Rôti de porc
Pendant des siècles, l'exploitation la plus complète que possible d'un animal abattu était une question de survie. Mais la prospérité et le manque de temps ont changé nos habitudes. Mais les morceaux de viande bon marché, sont désormais boudés par les consommateurs, avec à la clé d'importantes conséquences économiques.
A l'heure actuelle, la demande est forte pour les escalopes, les steaks ou les saucisses, des produits faciles et rapides à préparer, faisant presque oublier qu'ils proviennent d'un animal. Les plats mijotés, comme le ragoût, le jarret ou le rôti nécessitent davantage de temps et sont beaucoup moins consommés.

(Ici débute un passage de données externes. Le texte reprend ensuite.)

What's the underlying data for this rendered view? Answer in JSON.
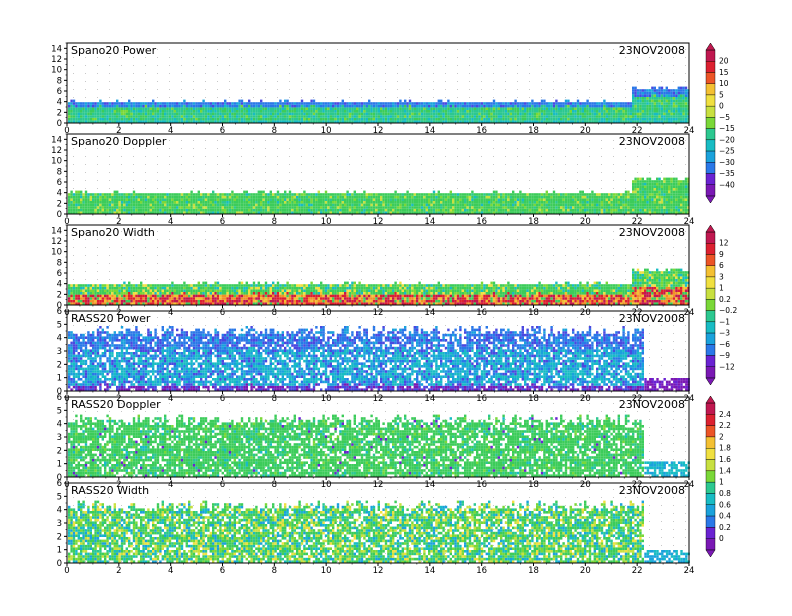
{
  "colors": {
    "palette": [
      "#7a18b4",
      "#6a22d2",
      "#4a48e0",
      "#2a78e8",
      "#1aa2dc",
      "#18bcc4",
      "#2cc890",
      "#3ccc5a",
      "#7ad838",
      "#c8e040",
      "#f0e040",
      "#f4c032",
      "#f09028",
      "#ec5426",
      "#dc2030",
      "#c01850"
    ],
    "frame": "#000000",
    "dots": "#c8c8c8"
  },
  "chart_data": [
    {
      "type": "heatmap",
      "title": "Spano20  Power",
      "date": "23NOV2008",
      "x_ticks": [
        "0",
        "2",
        "4",
        "6",
        "8",
        "10",
        "12",
        "14",
        "16",
        "18",
        "20",
        "22",
        "24"
      ],
      "y_ticks": [
        "0",
        "2",
        "4",
        "6",
        "8",
        "10",
        "12",
        "14"
      ],
      "xlim": [
        0,
        24
      ],
      "ylim": [
        0,
        15
      ],
      "colorbar_group": 0,
      "echo_top_km": 4.2,
      "echo_top_late_km": 6.8,
      "data_end_hour": 24
    },
    {
      "type": "heatmap",
      "title": "Spano20  Doppler",
      "date": "23NOV2008",
      "x_ticks": [
        "0",
        "2",
        "4",
        "6",
        "8",
        "10",
        "12",
        "14",
        "16",
        "18",
        "20",
        "22",
        "24"
      ],
      "y_ticks": [
        "0",
        "2",
        "4",
        "6",
        "8",
        "10",
        "12",
        "14"
      ],
      "xlim": [
        0,
        24
      ],
      "ylim": [
        0,
        15
      ],
      "colorbar_group": 0,
      "echo_top_km": 4.2,
      "echo_top_late_km": 6.8,
      "data_end_hour": 24
    },
    {
      "type": "heatmap",
      "title": "Spano20  Width",
      "date": "23NOV2008",
      "x_ticks": [
        "0",
        "2",
        "4",
        "6",
        "8",
        "10",
        "12",
        "14",
        "16",
        "18",
        "20",
        "22",
        "24"
      ],
      "y_ticks": [
        "0",
        "2",
        "4",
        "6",
        "8",
        "10",
        "12",
        "14"
      ],
      "xlim": [
        0,
        24
      ],
      "ylim": [
        0,
        15
      ],
      "colorbar_group": 1,
      "echo_top_km": 4.2,
      "echo_top_late_km": 6.8,
      "data_end_hour": 24
    },
    {
      "type": "heatmap",
      "title": "RASS20  Power",
      "date": "23NOV2008",
      "x_ticks": [
        "0",
        "2",
        "4",
        "6",
        "8",
        "10",
        "12",
        "14",
        "16",
        "18",
        "20",
        "22",
        "24"
      ],
      "y_ticks": [
        "0",
        "1",
        "2",
        "3",
        "4",
        "5",
        "6"
      ],
      "xlim": [
        0,
        24
      ],
      "ylim": [
        0,
        6
      ],
      "colorbar_group": 1,
      "echo_top_km": 4.6,
      "echo_top_late_km": 1.0,
      "data_end_hour": 22.2
    },
    {
      "type": "heatmap",
      "title": "RASS20  Doppler",
      "date": "23NOV2008",
      "x_ticks": [
        "0",
        "2",
        "4",
        "6",
        "8",
        "10",
        "12",
        "14",
        "16",
        "18",
        "20",
        "22",
        "24"
      ],
      "y_ticks": [
        "0",
        "1",
        "2",
        "3",
        "4",
        "5",
        "6"
      ],
      "xlim": [
        0,
        24
      ],
      "ylim": [
        0,
        6
      ],
      "colorbar_group": 2,
      "echo_top_km": 4.4,
      "echo_top_late_km": 1.2,
      "data_end_hour": 22.2
    },
    {
      "type": "heatmap",
      "title": "RASS20  Width",
      "date": "23NOV2008",
      "x_ticks": [
        "0",
        "2",
        "4",
        "6",
        "8",
        "10",
        "12",
        "14",
        "16",
        "18",
        "20",
        "22",
        "24"
      ],
      "y_ticks": [
        "0",
        "1",
        "2",
        "3",
        "4",
        "5",
        "6"
      ],
      "xlim": [
        0,
        24
      ],
      "ylim": [
        0,
        6
      ],
      "colorbar_group": 2,
      "echo_top_km": 4.4,
      "echo_top_late_km": 1.0,
      "data_end_hour": 22.2
    }
  ],
  "colorbars": [
    {
      "labels": [
        "20",
        "15",
        "10",
        "5",
        "0",
        "−5",
        "−15",
        "−20",
        "−25",
        "−30",
        "−35",
        "−40"
      ]
    },
    {
      "labels": [
        "12",
        "9",
        "6",
        "3",
        "1",
        "0.2",
        "−0.2",
        "−1",
        "−3",
        "−6",
        "−9",
        "−12"
      ]
    },
    {
      "labels": [
        "2.4",
        "2.2",
        "2",
        "1.8",
        "1.6",
        "1.4",
        "1",
        "0.8",
        "0.6",
        "0.4",
        "0.2",
        "0"
      ]
    }
  ]
}
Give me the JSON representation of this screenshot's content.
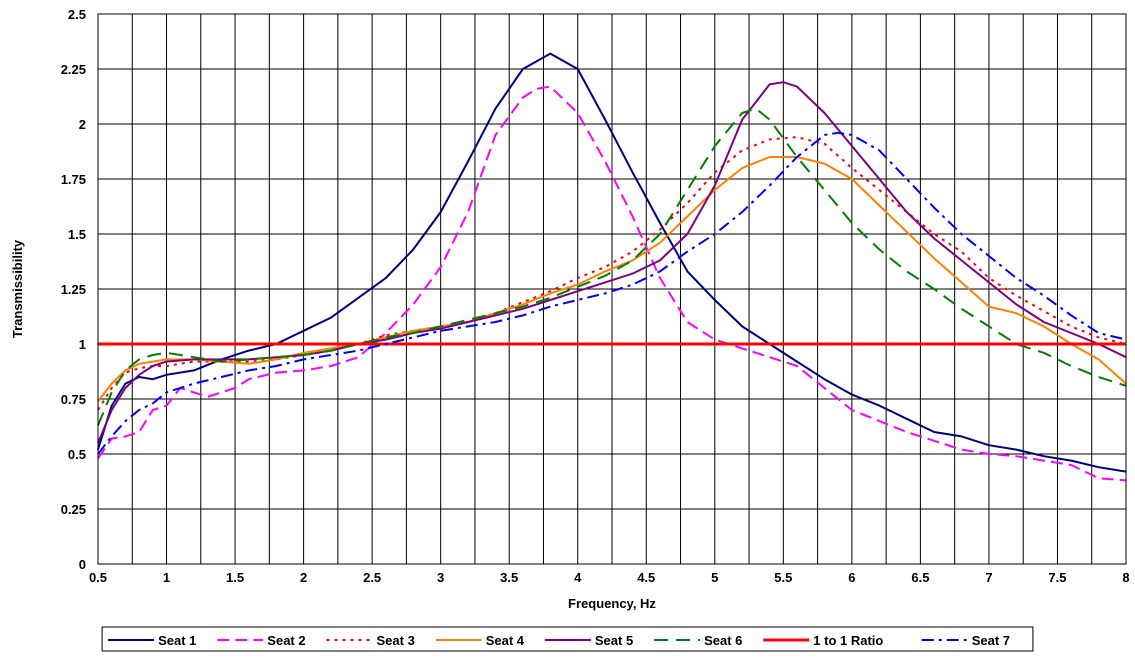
{
  "chart_data": {
    "type": "line",
    "title": "",
    "xlabel": "Frequency, Hz",
    "ylabel": "Transmissibility",
    "xlim": [
      0.5,
      8
    ],
    "ylim": [
      0,
      2.5
    ],
    "x_ticks": [
      "0.5",
      "1",
      "1.5",
      "2",
      "2.5",
      "3",
      "3.5",
      "4",
      "4.5",
      "5",
      "5.5",
      "6",
      "6.5",
      "7",
      "7.5",
      "8"
    ],
    "y_ticks": [
      "0",
      "0.25",
      "0.5",
      "0.75",
      "1",
      "1.25",
      "1.5",
      "1.75",
      "2",
      "2.25",
      "2.5"
    ],
    "grid": true,
    "legend_position": "bottom",
    "series": [
      {
        "name": "Seat 1",
        "color": "#000080",
        "dash": "solid",
        "points": [
          [
            0.5,
            0.52
          ],
          [
            0.6,
            0.72
          ],
          [
            0.7,
            0.82
          ],
          [
            0.8,
            0.85
          ],
          [
            0.9,
            0.84
          ],
          [
            1.0,
            0.86
          ],
          [
            1.2,
            0.88
          ],
          [
            1.4,
            0.93
          ],
          [
            1.6,
            0.97
          ],
          [
            1.8,
            1.0
          ],
          [
            2.0,
            1.06
          ],
          [
            2.2,
            1.12
          ],
          [
            2.4,
            1.21
          ],
          [
            2.6,
            1.3
          ],
          [
            2.8,
            1.43
          ],
          [
            3.0,
            1.6
          ],
          [
            3.2,
            1.83
          ],
          [
            3.4,
            2.07
          ],
          [
            3.6,
            2.25
          ],
          [
            3.8,
            2.32
          ],
          [
            4.0,
            2.25
          ],
          [
            4.2,
            2.02
          ],
          [
            4.4,
            1.78
          ],
          [
            4.6,
            1.55
          ],
          [
            4.8,
            1.33
          ],
          [
            5.0,
            1.2
          ],
          [
            5.2,
            1.08
          ],
          [
            5.4,
            1.0
          ],
          [
            5.6,
            0.92
          ],
          [
            5.8,
            0.84
          ],
          [
            6.0,
            0.77
          ],
          [
            6.2,
            0.72
          ],
          [
            6.4,
            0.66
          ],
          [
            6.6,
            0.6
          ],
          [
            6.8,
            0.58
          ],
          [
            7.0,
            0.54
          ],
          [
            7.2,
            0.52
          ],
          [
            7.4,
            0.49
          ],
          [
            7.6,
            0.47
          ],
          [
            7.8,
            0.44
          ],
          [
            8.0,
            0.42
          ]
        ]
      },
      {
        "name": "Seat 2",
        "color": "#ff00ff",
        "dash": "12,6",
        "points": [
          [
            0.5,
            0.48
          ],
          [
            0.6,
            0.57
          ],
          [
            0.7,
            0.58
          ],
          [
            0.8,
            0.6
          ],
          [
            0.9,
            0.7
          ],
          [
            1.0,
            0.72
          ],
          [
            1.1,
            0.8
          ],
          [
            1.2,
            0.78
          ],
          [
            1.3,
            0.76
          ],
          [
            1.4,
            0.78
          ],
          [
            1.5,
            0.8
          ],
          [
            1.6,
            0.84
          ],
          [
            1.8,
            0.87
          ],
          [
            2.0,
            0.88
          ],
          [
            2.2,
            0.9
          ],
          [
            2.4,
            0.94
          ],
          [
            2.6,
            1.05
          ],
          [
            2.8,
            1.18
          ],
          [
            3.0,
            1.35
          ],
          [
            3.2,
            1.6
          ],
          [
            3.4,
            1.95
          ],
          [
            3.6,
            2.12
          ],
          [
            3.7,
            2.16
          ],
          [
            3.8,
            2.17
          ],
          [
            4.0,
            2.05
          ],
          [
            4.2,
            1.83
          ],
          [
            4.4,
            1.58
          ],
          [
            4.6,
            1.3
          ],
          [
            4.8,
            1.1
          ],
          [
            5.0,
            1.02
          ],
          [
            5.2,
            0.98
          ],
          [
            5.4,
            0.94
          ],
          [
            5.6,
            0.9
          ],
          [
            5.8,
            0.8
          ],
          [
            6.0,
            0.7
          ],
          [
            6.2,
            0.65
          ],
          [
            6.4,
            0.6
          ],
          [
            6.6,
            0.56
          ],
          [
            6.8,
            0.52
          ],
          [
            7.0,
            0.5
          ],
          [
            7.2,
            0.49
          ],
          [
            7.4,
            0.47
          ],
          [
            7.5,
            0.46
          ],
          [
            7.6,
            0.45
          ],
          [
            7.7,
            0.42
          ],
          [
            7.8,
            0.39
          ],
          [
            8.0,
            0.38
          ]
        ]
      },
      {
        "name": "Seat 3",
        "color": "#ff0000",
        "dash": "3,5",
        "points": [
          [
            0.5,
            0.7
          ],
          [
            0.6,
            0.8
          ],
          [
            0.7,
            0.87
          ],
          [
            0.8,
            0.89
          ],
          [
            0.9,
            0.9
          ],
          [
            1.0,
            0.9
          ],
          [
            1.2,
            0.92
          ],
          [
            1.4,
            0.92
          ],
          [
            1.6,
            0.92
          ],
          [
            1.8,
            0.93
          ],
          [
            2.0,
            0.95
          ],
          [
            2.2,
            0.97
          ],
          [
            2.4,
            1.0
          ],
          [
            2.6,
            1.04
          ],
          [
            2.8,
            1.06
          ],
          [
            3.0,
            1.08
          ],
          [
            3.2,
            1.1
          ],
          [
            3.4,
            1.14
          ],
          [
            3.6,
            1.19
          ],
          [
            3.8,
            1.24
          ],
          [
            4.0,
            1.3
          ],
          [
            4.2,
            1.35
          ],
          [
            4.4,
            1.42
          ],
          [
            4.6,
            1.52
          ],
          [
            4.8,
            1.64
          ],
          [
            5.0,
            1.78
          ],
          [
            5.2,
            1.88
          ],
          [
            5.4,
            1.93
          ],
          [
            5.6,
            1.94
          ],
          [
            5.8,
            1.91
          ],
          [
            6.0,
            1.8
          ],
          [
            6.2,
            1.7
          ],
          [
            6.4,
            1.6
          ],
          [
            6.6,
            1.5
          ],
          [
            6.8,
            1.42
          ],
          [
            7.0,
            1.3
          ],
          [
            7.2,
            1.22
          ],
          [
            7.4,
            1.15
          ],
          [
            7.6,
            1.08
          ],
          [
            7.8,
            1.03
          ],
          [
            8.0,
            1.0
          ]
        ]
      },
      {
        "name": "Seat 4",
        "color": "#ff8000",
        "dash": "solid",
        "points": [
          [
            0.5,
            0.74
          ],
          [
            0.6,
            0.82
          ],
          [
            0.7,
            0.88
          ],
          [
            0.8,
            0.91
          ],
          [
            0.9,
            0.92
          ],
          [
            1.0,
            0.93
          ],
          [
            1.2,
            0.93
          ],
          [
            1.4,
            0.92
          ],
          [
            1.6,
            0.91
          ],
          [
            1.8,
            0.93
          ],
          [
            2.0,
            0.96
          ],
          [
            2.2,
            0.98
          ],
          [
            2.4,
            1.0
          ],
          [
            2.6,
            1.03
          ],
          [
            2.8,
            1.06
          ],
          [
            3.0,
            1.08
          ],
          [
            3.2,
            1.1
          ],
          [
            3.4,
            1.14
          ],
          [
            3.6,
            1.18
          ],
          [
            3.8,
            1.23
          ],
          [
            4.0,
            1.27
          ],
          [
            4.2,
            1.33
          ],
          [
            4.4,
            1.38
          ],
          [
            4.6,
            1.46
          ],
          [
            4.8,
            1.58
          ],
          [
            5.0,
            1.7
          ],
          [
            5.2,
            1.8
          ],
          [
            5.4,
            1.85
          ],
          [
            5.6,
            1.85
          ],
          [
            5.8,
            1.82
          ],
          [
            6.0,
            1.75
          ],
          [
            6.2,
            1.63
          ],
          [
            6.4,
            1.51
          ],
          [
            6.6,
            1.39
          ],
          [
            6.8,
            1.28
          ],
          [
            7.0,
            1.17
          ],
          [
            7.2,
            1.14
          ],
          [
            7.4,
            1.08
          ],
          [
            7.6,
            1.0
          ],
          [
            7.8,
            0.93
          ],
          [
            8.0,
            0.82
          ]
        ]
      },
      {
        "name": "Seat 5",
        "color": "#800080",
        "dash": "solid",
        "points": [
          [
            0.5,
            0.55
          ],
          [
            0.6,
            0.7
          ],
          [
            0.7,
            0.8
          ],
          [
            0.8,
            0.86
          ],
          [
            0.9,
            0.9
          ],
          [
            1.0,
            0.92
          ],
          [
            1.2,
            0.93
          ],
          [
            1.4,
            0.93
          ],
          [
            1.6,
            0.93
          ],
          [
            1.8,
            0.94
          ],
          [
            2.0,
            0.95
          ],
          [
            2.2,
            0.97
          ],
          [
            2.4,
            1.0
          ],
          [
            2.6,
            1.02
          ],
          [
            2.8,
            1.05
          ],
          [
            3.0,
            1.07
          ],
          [
            3.2,
            1.1
          ],
          [
            3.4,
            1.13
          ],
          [
            3.6,
            1.16
          ],
          [
            3.8,
            1.2
          ],
          [
            4.0,
            1.24
          ],
          [
            4.2,
            1.28
          ],
          [
            4.4,
            1.32
          ],
          [
            4.6,
            1.38
          ],
          [
            4.8,
            1.5
          ],
          [
            5.0,
            1.72
          ],
          [
            5.2,
            2.02
          ],
          [
            5.4,
            2.18
          ],
          [
            5.5,
            2.19
          ],
          [
            5.6,
            2.17
          ],
          [
            5.8,
            2.05
          ],
          [
            6.0,
            1.9
          ],
          [
            6.2,
            1.75
          ],
          [
            6.4,
            1.6
          ],
          [
            6.6,
            1.48
          ],
          [
            6.8,
            1.38
          ],
          [
            7.0,
            1.28
          ],
          [
            7.2,
            1.18
          ],
          [
            7.4,
            1.1
          ],
          [
            7.6,
            1.05
          ],
          [
            7.8,
            1.0
          ],
          [
            8.0,
            0.94
          ]
        ]
      },
      {
        "name": "Seat 6",
        "color": "#008000",
        "dash": "14,8",
        "points": [
          [
            0.5,
            0.63
          ],
          [
            0.6,
            0.78
          ],
          [
            0.7,
            0.88
          ],
          [
            0.8,
            0.93
          ],
          [
            0.9,
            0.95
          ],
          [
            1.0,
            0.96
          ],
          [
            1.2,
            0.94
          ],
          [
            1.4,
            0.92
          ],
          [
            1.6,
            0.93
          ],
          [
            1.8,
            0.94
          ],
          [
            2.0,
            0.95
          ],
          [
            2.2,
            0.97
          ],
          [
            2.4,
            1.0
          ],
          [
            2.6,
            1.03
          ],
          [
            2.8,
            1.05
          ],
          [
            3.0,
            1.08
          ],
          [
            3.2,
            1.11
          ],
          [
            3.4,
            1.14
          ],
          [
            3.6,
            1.17
          ],
          [
            3.8,
            1.21
          ],
          [
            4.0,
            1.26
          ],
          [
            4.2,
            1.31
          ],
          [
            4.4,
            1.38
          ],
          [
            4.6,
            1.5
          ],
          [
            4.8,
            1.7
          ],
          [
            5.0,
            1.9
          ],
          [
            5.2,
            2.05
          ],
          [
            5.3,
            2.07
          ],
          [
            5.4,
            2.02
          ],
          [
            5.6,
            1.85
          ],
          [
            5.8,
            1.7
          ],
          [
            6.0,
            1.55
          ],
          [
            6.2,
            1.43
          ],
          [
            6.4,
            1.33
          ],
          [
            6.6,
            1.25
          ],
          [
            6.8,
            1.16
          ],
          [
            7.0,
            1.08
          ],
          [
            7.2,
            1.0
          ],
          [
            7.4,
            0.96
          ],
          [
            7.6,
            0.9
          ],
          [
            7.8,
            0.85
          ],
          [
            8.0,
            0.81
          ]
        ]
      },
      {
        "name": "1 to 1 Ratio",
        "color": "#ff0000",
        "dash": "solid",
        "width": 3,
        "points": [
          [
            0.5,
            1.0
          ],
          [
            8.0,
            1.0
          ]
        ]
      },
      {
        "name": "Seat 7",
        "color": "#0000ff",
        "dash": "12,5,3,5",
        "points": [
          [
            0.5,
            0.5
          ],
          [
            0.6,
            0.58
          ],
          [
            0.7,
            0.65
          ],
          [
            0.8,
            0.7
          ],
          [
            0.9,
            0.73
          ],
          [
            1.0,
            0.78
          ],
          [
            1.2,
            0.82
          ],
          [
            1.4,
            0.85
          ],
          [
            1.6,
            0.88
          ],
          [
            1.8,
            0.9
          ],
          [
            2.0,
            0.93
          ],
          [
            2.2,
            0.95
          ],
          [
            2.4,
            0.97
          ],
          [
            2.6,
            1.0
          ],
          [
            2.8,
            1.03
          ],
          [
            3.0,
            1.06
          ],
          [
            3.2,
            1.08
          ],
          [
            3.4,
            1.1
          ],
          [
            3.6,
            1.13
          ],
          [
            3.8,
            1.17
          ],
          [
            4.0,
            1.2
          ],
          [
            4.2,
            1.23
          ],
          [
            4.4,
            1.27
          ],
          [
            4.6,
            1.33
          ],
          [
            4.8,
            1.42
          ],
          [
            5.0,
            1.5
          ],
          [
            5.2,
            1.6
          ],
          [
            5.4,
            1.72
          ],
          [
            5.6,
            1.85
          ],
          [
            5.8,
            1.95
          ],
          [
            5.9,
            1.96
          ],
          [
            6.0,
            1.95
          ],
          [
            6.2,
            1.88
          ],
          [
            6.4,
            1.75
          ],
          [
            6.6,
            1.62
          ],
          [
            6.8,
            1.5
          ],
          [
            7.0,
            1.4
          ],
          [
            7.2,
            1.3
          ],
          [
            7.4,
            1.22
          ],
          [
            7.6,
            1.13
          ],
          [
            7.8,
            1.05
          ],
          [
            8.0,
            1.02
          ]
        ]
      }
    ]
  }
}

Ragoût de bœuf aux carottes
En Suisse, la demande pour les pièces de viande les moins populaires a chuté de façon spectaculaire au cours des dernières décennies. En raison d'une offre excédentaire, les prix de ces morceaux sont non seulement au plus bas, mais certains ne trouvent même plus d'acheteurs et sont exportés ou transformés en aliments pour animaux.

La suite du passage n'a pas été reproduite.